Der Bericht fügte hinzu, dass Menschen mit chronischen Krankheiten wie Nierenversagen, Bluthochdruck, Diabetes und Herzkrankheiten ebenfalls keinen Zugang zu ihrer Behandlung haben, "was sie dem Risiko einer Verschlechterung ihres Gesundheitszustands und des Todes aussetzt“.

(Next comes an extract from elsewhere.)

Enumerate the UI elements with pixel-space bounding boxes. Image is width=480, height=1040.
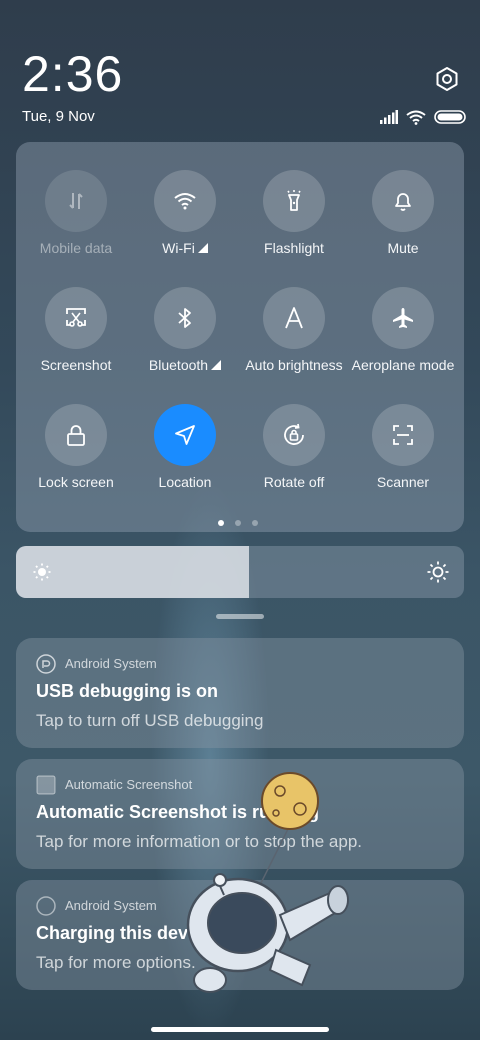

Die Autoren des Berichts sagen: „Vorsätzliche Angriffe auf Krankenhäuser und Orte, an denen Kranke und Verwundete behandelt werden, sofern es sich nicht um militärische Ziele handelt [...] und vorsätzliche unverhältnismäßige Angriffe sind ebenfalls Kriegsverbrechen.“
Weiter heißt es: „Unter bestimmten Umständen kann die absichtliche Zerstörung von Gesundheitseinrichtungen eine Form der kollektiven Bestrafung darstellen, was ebenfalls ein Kriegsverbrechen wäre.“
Menschenrechtskommissar Türk fordert unabhängige, gründliche und transparente Untersuchungen all dieser Vorfälle „und die volle Rechenschaftspflicht für alle Verstöße gegen das humanitäre Völkerrecht und die Menschenrechte, die stattgefunden haben“.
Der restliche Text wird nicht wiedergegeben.